October 9, 2006
Director of Media Relations
413/542-8417

AMHERST, Mass.—The Royal Swedish Academy of Sciences has awarded the 2006 Alfred Nobel Memorial Prize in Economic Sciences to Edmund S. Phelps, a 1955 graduate of Amherst College. The academy said in a statement that Phelps, a professor of political economy at Columbia University, “challenged the earlier view on the relationship between inflation and unemployment. He recognized that inflation does not only depend on unemployment but also on the expectations of firms and employees about price and wage increases.” “Amherst College is deeply honored by this recognition,” says Anthony W. Marx, the president of the college. “Ned Phelps is a brilliant scholar and a wonderful colleague.” Phelps is the fourth Nobel laureate from Amherst College: he joins Joseph E. Stiglitz ’64 (Economics 2001), Harold E. Varmus ’61 (Medicine, 1989) and Henry W. Kendall ’50 (Physics, 1990).

Phelps “has fundamentally altered our views on how the macroeconomy operates,” according to the Royal Swedish Academy. Geoffrey R. Woglom, the Richard S. Volpert ’56 Professor of Economics at Amherst College, says Phelps’s work on “intertemporal tradeoffs in macroeconomic policy is still taught in the intermediate macroeconomics course at Amherst and at most other schools.” According to Woglom, Phelps “analyzed how the apparent tradeoff in the short run between lower unemployment at the cost of more inflation would disappear in the long run, and laid the groundwork for the New Classical revolution in macroeconomics, around 1975, which fundamentally changed the way economists analyze government stabilization policies.” This “Phelps-Friedman analysis” was co-developed independently in 1969 with Milton Friedman.
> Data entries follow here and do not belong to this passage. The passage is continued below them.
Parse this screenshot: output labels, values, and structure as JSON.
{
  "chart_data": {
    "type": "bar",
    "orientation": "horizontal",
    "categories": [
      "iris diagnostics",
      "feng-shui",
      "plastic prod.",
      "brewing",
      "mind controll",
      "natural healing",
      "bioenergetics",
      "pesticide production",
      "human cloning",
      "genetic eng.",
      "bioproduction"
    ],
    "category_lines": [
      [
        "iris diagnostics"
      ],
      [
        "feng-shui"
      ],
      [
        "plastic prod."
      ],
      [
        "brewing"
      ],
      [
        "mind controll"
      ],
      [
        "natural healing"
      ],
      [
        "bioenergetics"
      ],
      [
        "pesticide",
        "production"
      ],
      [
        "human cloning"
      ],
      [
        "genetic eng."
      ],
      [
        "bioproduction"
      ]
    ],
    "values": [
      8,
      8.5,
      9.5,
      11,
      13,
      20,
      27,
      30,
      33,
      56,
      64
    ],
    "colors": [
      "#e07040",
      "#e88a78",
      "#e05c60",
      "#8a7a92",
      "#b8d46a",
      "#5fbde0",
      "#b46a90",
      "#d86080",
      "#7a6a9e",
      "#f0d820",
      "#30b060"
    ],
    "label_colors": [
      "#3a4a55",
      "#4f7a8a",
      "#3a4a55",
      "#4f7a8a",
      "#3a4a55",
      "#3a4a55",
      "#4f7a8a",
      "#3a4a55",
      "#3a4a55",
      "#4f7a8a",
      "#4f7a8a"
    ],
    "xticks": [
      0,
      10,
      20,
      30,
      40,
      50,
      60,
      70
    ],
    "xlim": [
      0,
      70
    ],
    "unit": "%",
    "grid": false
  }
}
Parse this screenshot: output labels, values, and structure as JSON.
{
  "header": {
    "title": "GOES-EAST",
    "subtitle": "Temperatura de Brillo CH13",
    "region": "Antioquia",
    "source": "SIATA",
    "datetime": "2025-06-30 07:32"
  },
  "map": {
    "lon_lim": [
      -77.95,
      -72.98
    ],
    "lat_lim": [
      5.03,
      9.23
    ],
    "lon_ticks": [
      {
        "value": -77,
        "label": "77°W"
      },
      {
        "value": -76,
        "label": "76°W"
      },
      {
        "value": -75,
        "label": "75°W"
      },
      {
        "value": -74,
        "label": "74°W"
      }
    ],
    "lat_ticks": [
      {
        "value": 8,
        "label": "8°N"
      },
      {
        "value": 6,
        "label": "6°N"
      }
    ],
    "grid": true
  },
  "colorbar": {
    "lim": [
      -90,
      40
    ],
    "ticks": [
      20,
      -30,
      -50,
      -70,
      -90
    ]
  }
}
Woglom says that Phelps’s “earlier work in the theory of economic growth showed that increases in the savings rate typically would lead eventually to increases in consumption as economic growth raised income: you could trade off less consumption today for more in the future. But increasing the savings rate too much would lower consumption now and also in the future.

“Phelps was viewed as a major contributor to the theory of growth in the 1960s,” Woglom concludes, “and his ideas are used in analyzing current issues such as the reform of the Social Security system.”

Born in Evanston, Ill., Phelps earned a B.A. in economics from Amherst in 1955, and received M.A. (1956) and Ph.D. (1959) degrees from Yale University. He has taught at Columbia since 1971, where he directs the Center on Capitalism and Society.